The whole thing is an operation faithful to history because for the Very Agevole Orchestra “the game is beautiful when it is serious” and does not follow trends. The project boasts the blessing of Casadei Sonora Edizioni, a label connected to Secondo Casadei, one of the greatest exponents of the history of smooth dancing in Italy, protector of the most classic and pure forms of the genre. After his farewell in 1971, the genre projected itself forward in search of new reinterpretations to engage a changing audience. The Very Agevole Orchestra does not want to reverse course, but to start again from where smooth music stopped, that is, from its most authentic forms, free of Latin rhythms or electronic contributions. “There is nothing bizarre or experimental in what we do – underlines Gabrielli – ours is a respectful homage that does not follow trends, we make smooth and dance music just as it was done in the past. The dance to which we are referring ends in 1971 with the death of Secondo Casadei, Raul's imagination is made up more of showbiz, singers with bare thighs and entertainmentwe are interested in the original, Secondo's smooth, which he raised the popular nobility allowing half-illiterate farmers to feel part, through music, of something high and important, technically elevated”.
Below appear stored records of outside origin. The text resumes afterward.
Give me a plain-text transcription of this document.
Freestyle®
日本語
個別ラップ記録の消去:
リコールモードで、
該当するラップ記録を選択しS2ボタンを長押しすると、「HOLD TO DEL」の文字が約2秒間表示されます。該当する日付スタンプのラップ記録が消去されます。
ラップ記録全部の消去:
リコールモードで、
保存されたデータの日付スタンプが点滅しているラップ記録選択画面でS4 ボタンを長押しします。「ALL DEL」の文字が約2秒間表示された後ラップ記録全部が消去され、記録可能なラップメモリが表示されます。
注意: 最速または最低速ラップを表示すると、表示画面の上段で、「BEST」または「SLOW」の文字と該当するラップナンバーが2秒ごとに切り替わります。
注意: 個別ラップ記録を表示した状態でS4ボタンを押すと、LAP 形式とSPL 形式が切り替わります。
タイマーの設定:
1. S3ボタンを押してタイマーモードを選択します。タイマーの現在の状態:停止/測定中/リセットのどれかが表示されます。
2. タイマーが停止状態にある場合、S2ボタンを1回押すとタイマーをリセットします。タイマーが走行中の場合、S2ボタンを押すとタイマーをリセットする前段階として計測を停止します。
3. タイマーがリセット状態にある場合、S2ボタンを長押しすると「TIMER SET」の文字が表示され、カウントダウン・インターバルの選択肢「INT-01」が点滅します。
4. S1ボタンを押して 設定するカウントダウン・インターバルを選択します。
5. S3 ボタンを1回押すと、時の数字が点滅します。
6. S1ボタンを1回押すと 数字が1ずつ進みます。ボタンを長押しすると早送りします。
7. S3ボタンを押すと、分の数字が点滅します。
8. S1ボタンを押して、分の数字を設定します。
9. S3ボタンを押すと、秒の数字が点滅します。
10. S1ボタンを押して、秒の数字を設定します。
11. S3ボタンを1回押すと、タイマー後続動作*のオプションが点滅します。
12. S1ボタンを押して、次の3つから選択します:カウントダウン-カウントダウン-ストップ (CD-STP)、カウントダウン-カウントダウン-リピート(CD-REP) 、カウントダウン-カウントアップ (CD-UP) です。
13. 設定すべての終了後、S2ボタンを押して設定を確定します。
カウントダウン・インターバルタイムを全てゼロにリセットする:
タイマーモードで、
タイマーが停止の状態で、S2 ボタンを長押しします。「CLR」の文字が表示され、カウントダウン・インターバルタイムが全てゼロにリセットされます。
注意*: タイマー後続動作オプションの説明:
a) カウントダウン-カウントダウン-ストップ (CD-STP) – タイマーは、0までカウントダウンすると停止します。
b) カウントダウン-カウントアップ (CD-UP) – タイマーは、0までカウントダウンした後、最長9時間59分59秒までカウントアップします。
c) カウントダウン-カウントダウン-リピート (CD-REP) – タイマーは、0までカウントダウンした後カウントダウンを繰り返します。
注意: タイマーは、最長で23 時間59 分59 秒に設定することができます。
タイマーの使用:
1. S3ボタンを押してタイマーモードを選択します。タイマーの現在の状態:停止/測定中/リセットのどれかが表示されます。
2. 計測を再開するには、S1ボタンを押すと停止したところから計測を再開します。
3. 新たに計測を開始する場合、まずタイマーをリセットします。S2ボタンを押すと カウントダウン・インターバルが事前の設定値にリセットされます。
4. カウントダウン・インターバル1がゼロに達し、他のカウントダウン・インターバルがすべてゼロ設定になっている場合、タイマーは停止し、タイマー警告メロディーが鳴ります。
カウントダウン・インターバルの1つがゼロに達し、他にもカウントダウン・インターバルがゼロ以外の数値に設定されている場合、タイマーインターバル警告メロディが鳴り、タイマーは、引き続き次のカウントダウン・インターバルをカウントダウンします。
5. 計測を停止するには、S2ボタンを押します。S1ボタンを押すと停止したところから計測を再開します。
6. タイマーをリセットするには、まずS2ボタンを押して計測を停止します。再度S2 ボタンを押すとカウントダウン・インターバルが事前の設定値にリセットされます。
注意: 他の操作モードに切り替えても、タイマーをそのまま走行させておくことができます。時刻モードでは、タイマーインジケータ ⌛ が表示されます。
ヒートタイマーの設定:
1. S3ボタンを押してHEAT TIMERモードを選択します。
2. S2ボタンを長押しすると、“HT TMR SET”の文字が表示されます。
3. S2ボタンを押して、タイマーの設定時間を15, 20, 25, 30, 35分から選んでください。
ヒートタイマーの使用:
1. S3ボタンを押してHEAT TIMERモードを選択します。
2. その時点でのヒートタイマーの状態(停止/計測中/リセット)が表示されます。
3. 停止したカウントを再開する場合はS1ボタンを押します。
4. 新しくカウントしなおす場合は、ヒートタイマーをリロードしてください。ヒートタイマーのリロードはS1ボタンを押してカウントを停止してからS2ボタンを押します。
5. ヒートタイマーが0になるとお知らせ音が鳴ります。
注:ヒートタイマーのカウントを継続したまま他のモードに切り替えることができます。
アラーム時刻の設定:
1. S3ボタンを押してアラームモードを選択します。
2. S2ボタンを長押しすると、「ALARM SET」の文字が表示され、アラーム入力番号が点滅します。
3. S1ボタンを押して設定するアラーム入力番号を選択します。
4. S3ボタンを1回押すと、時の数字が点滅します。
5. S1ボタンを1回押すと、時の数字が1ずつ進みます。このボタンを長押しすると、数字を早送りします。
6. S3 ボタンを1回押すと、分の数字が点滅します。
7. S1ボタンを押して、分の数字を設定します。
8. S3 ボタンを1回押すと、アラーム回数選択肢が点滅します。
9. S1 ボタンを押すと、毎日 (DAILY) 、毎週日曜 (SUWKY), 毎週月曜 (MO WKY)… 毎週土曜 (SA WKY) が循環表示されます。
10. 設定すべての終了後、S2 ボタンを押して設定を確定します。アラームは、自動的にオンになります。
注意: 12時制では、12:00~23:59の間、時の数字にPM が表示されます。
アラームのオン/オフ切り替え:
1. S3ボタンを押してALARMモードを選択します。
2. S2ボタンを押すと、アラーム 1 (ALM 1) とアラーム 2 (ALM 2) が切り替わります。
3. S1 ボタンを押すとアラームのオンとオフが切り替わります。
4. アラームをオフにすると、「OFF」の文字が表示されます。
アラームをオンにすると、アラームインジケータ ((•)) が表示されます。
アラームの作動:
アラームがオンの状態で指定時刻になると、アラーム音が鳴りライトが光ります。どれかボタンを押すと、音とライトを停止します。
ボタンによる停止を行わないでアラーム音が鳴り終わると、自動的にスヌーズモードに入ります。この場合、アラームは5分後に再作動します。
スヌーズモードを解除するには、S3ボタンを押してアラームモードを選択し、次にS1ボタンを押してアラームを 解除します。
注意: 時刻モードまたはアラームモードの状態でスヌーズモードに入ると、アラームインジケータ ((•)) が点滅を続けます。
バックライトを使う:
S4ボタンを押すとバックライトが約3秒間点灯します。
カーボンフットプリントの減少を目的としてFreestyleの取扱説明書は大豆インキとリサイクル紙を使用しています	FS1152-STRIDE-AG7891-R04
“We like it smooth!” is the first album of unreleased songs by the Orchestrina, which in 2014 had already published a collection of performances of ballroom classics entitled “Agevolissima! vol. 1” for La Tempesta Dischi. The Very Agevole Orchestra is officially born in 2012 on the occasion of a wedding. The original source of inspiration was listening to some classics by maestro Secondo Casadei recorded by the legendary orchestra “La Storia di Romagna”. The members that compose it are friends who have ventured into this language only and exclusively out of passion, with no other purpose than the desire for discovery. “It is music that has a smell – concludes Gabrielli – smell of food, of summer, of life. It is a synaesthetic music that also has to do with other worlds, has almost Balkan and mariachi references. For us it is music that has something magical capable of going beyond time.”